I watched this in two parts, and having stopped halfway through, I was really into it and thought those who claim it is homophobic were those gays who just want everything to be super happy and refuse to acknowledge any negativity in the gay world. Once I finished it, I can see that they have a point. It does paint an extremely bleak view of gay people as individuals incapable of full emotional attachment, monstrously cruel toward others, and astonishingly selfish… to the point of homophobia. If Fassbinder had only included a few gay people who weren’t wholly horrible, it would be a different story, but here they are all invariably monsters. So I can see where those who claim this film is homophobic have a point.
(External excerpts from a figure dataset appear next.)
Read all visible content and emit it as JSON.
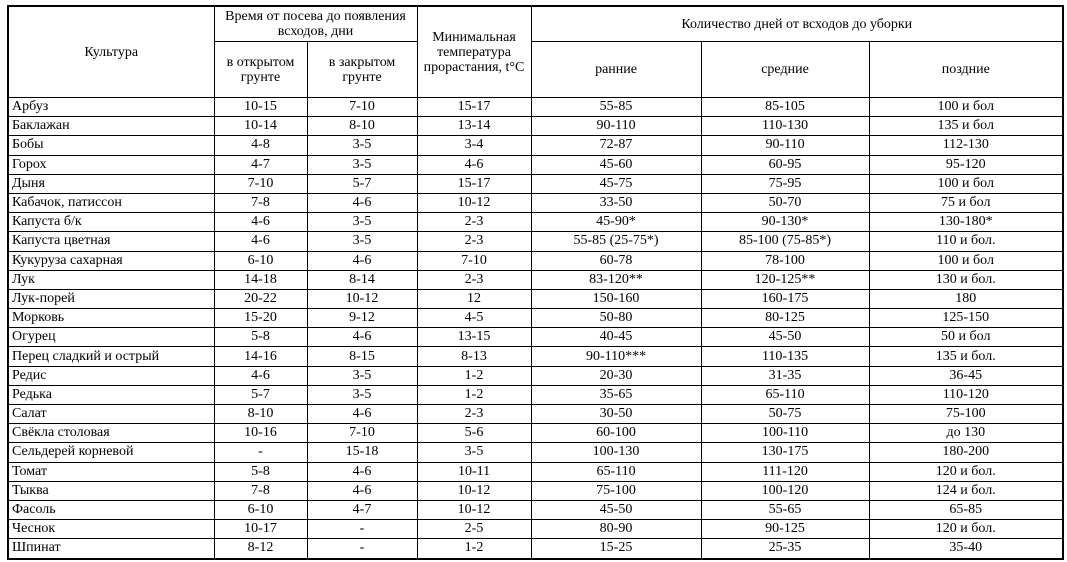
{
  "table": {
    "header": {
      "crop": "Культура",
      "sowing_group": "Время от посева до появления всходов, дни",
      "open_ground": "в открытом грунте",
      "closed_ground": "в закрытом грунте",
      "min_temp": "Минимальная температура прорастания, t°C",
      "harvest_group": "Количество дней от всходов до уборки",
      "early": "ранние",
      "middle": "средние",
      "late": "поздние"
    },
    "rows": [
      [
        "Арбуз",
        "10-15",
        "7-10",
        "15-17",
        "55-85",
        "85-105",
        "100 и бол"
      ],
      [
        "Баклажан",
        "10-14",
        "8-10",
        "13-14",
        "90-110",
        "110-130",
        "135 и бол"
      ],
      [
        "Бобы",
        "4-8",
        "3-5",
        "3-4",
        "72-87",
        "90-110",
        "112-130"
      ],
      [
        "Горох",
        "4-7",
        "3-5",
        "4-6",
        "45-60",
        "60-95",
        "95-120"
      ],
      [
        "Дыня",
        "7-10",
        "5-7",
        "15-17",
        "45-75",
        "75-95",
        "100 и бол"
      ],
      [
        "Кабачок, патиссон",
        "7-8",
        "4-6",
        "10-12",
        "33-50",
        "50-70",
        "75 и бол"
      ],
      [
        "Капуста б/к",
        "4-6",
        "3-5",
        "2-3",
        "45-90*",
        "90-130*",
        "130-180*"
      ],
      [
        "Капуста цветная",
        "4-6",
        "3-5",
        "2-3",
        "55-85 (25-75*)",
        "85-100 (75-85*)",
        "110 и бол."
      ],
      [
        "Кукуруза  сахарная",
        "6-10",
        "4-6",
        "7-10",
        "60-78",
        "78-100",
        "100 и бол"
      ],
      [
        "Лук",
        "14-18",
        "8-14",
        "2-3",
        "83-120**",
        "120-125**",
        "130 и бол."
      ],
      [
        "Лук-порей",
        "20-22",
        "10-12",
        "12",
        "150-160",
        "160-175",
        "180"
      ],
      [
        "Морковь",
        "15-20",
        "9-12",
        "4-5",
        "50-80",
        "80-125",
        "125-150"
      ],
      [
        "Огурец",
        "5-8",
        "4-6",
        "13-15",
        "40-45",
        "45-50",
        "50 и бол"
      ],
      [
        "Перец сладкий и острый",
        "14-16",
        "8-15",
        "8-13",
        "90-110***",
        "110-135",
        "135 и бол."
      ],
      [
        "Редис",
        "4-6",
        "3-5",
        "1-2",
        "20-30",
        "31-35",
        "36-45"
      ],
      [
        "Редька",
        "5-7",
        "3-5",
        "1-2",
        "35-65",
        "65-110",
        "110-120"
      ],
      [
        "Салат",
        "8-10",
        "4-6",
        "2-3",
        "30-50",
        "50-75",
        "75-100"
      ],
      [
        "Свёкла столовая",
        "10-16",
        "7-10",
        "5-6",
        "60-100",
        "100-110",
        "до 130"
      ],
      [
        "Сельдерей корневой",
        "-",
        "15-18",
        "3-5",
        "100-130",
        "130-175",
        "180-200"
      ],
      [
        "Томат",
        "5-8",
        "4-6",
        "10-11",
        "65-110",
        "111-120",
        "120 и бол."
      ],
      [
        "Тыква",
        "7-8",
        "4-6",
        "10-12",
        "75-100",
        "100-120",
        "124 и бол."
      ],
      [
        "Фасоль",
        "6-10",
        "4-7",
        "10-12",
        "45-50",
        "55-65",
        "65-85"
      ],
      [
        "Чеснок",
        "10-17",
        "-",
        "2-5",
        "80-90",
        "90-125",
        "120 и бол."
      ],
      [
        "Шпинат",
        "8-12",
        "-",
        "1-2",
        "15-25",
        "25-35",
        "35-40"
      ]
    ]
  }
}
However, as is often the case, that is only one narrow way of viewing a tiny part of the vast amount this movie has to say. First, let’s keep in mind that there are also several venal straight people on hand here, and really no one emerges with any dignity, except perhaps Salem, the Moroccan hustler. Secondly, I don’t want to speak for anyone else, but I have certainly had periods where I was thoroughly disgusted with the workings of the gay world and appalled by the behavior everyone within it, and I consider this movie to be one long, sustained expression of that kind of pain and despair. I suspect if we knew everything about Fassbinder’s life we might find one person or set of experiences that resulted in this film, and the character of Eugen. Let’s also keep in mind that this is the only film in which he stars in the main role, which also argues for it being a very personal statement he felt very connected to. So instead of resenting the movie as being homophobic, instead I feel bad that Fassbinder got to such a place where he was so very bitter toward all of humanity, and his fellow gays specifically. Awwww! Someone needs a big hug!

Nevertheless, as I said, I have been at or near that place before, and I found a lot of the criticism this movie lays out against certain gays fairly cathartic to watch—especially as an antidote to most gay films, in which typically all conflict intrudes from outside the gay world—usually with the evil straight people—and gay people are often portrayed as wonderful saints and paragons of even-balanced wisdom and compassion. I also really enjoyed seeing some things on screen you don’t normally see, such as bathroom cruising, and the whole dynamic toward the beginning that although Fox doesn’t have money, he has currency from being hot and having a big dick. The situation in which an upper-class, educated person takes up with a less-educated-but-hot person is also not unfamiliar, and I enjoyed seeing all of this portrayed in an interesting way, where being gay itself is not the issue and all of this is just presented factually and taken for granted. There’s also a lot to mull over in the issues of how a more repressive social atmosphere leads to gay men who identify as more feminine, and adopt bitchy, hateful attitudes. One can see, from one’s own life, how as gays grow generally more accepted, these types and the kinds of behavior they feel compelled to display toward each other grows less common. So to a gay person, this film offers a ton to process and contemplate.

Should you watch it: 

Yes, especially if you're gay and want more out-of-the-way gay fare. I would just save it for that time when you're really, REALLY bitter.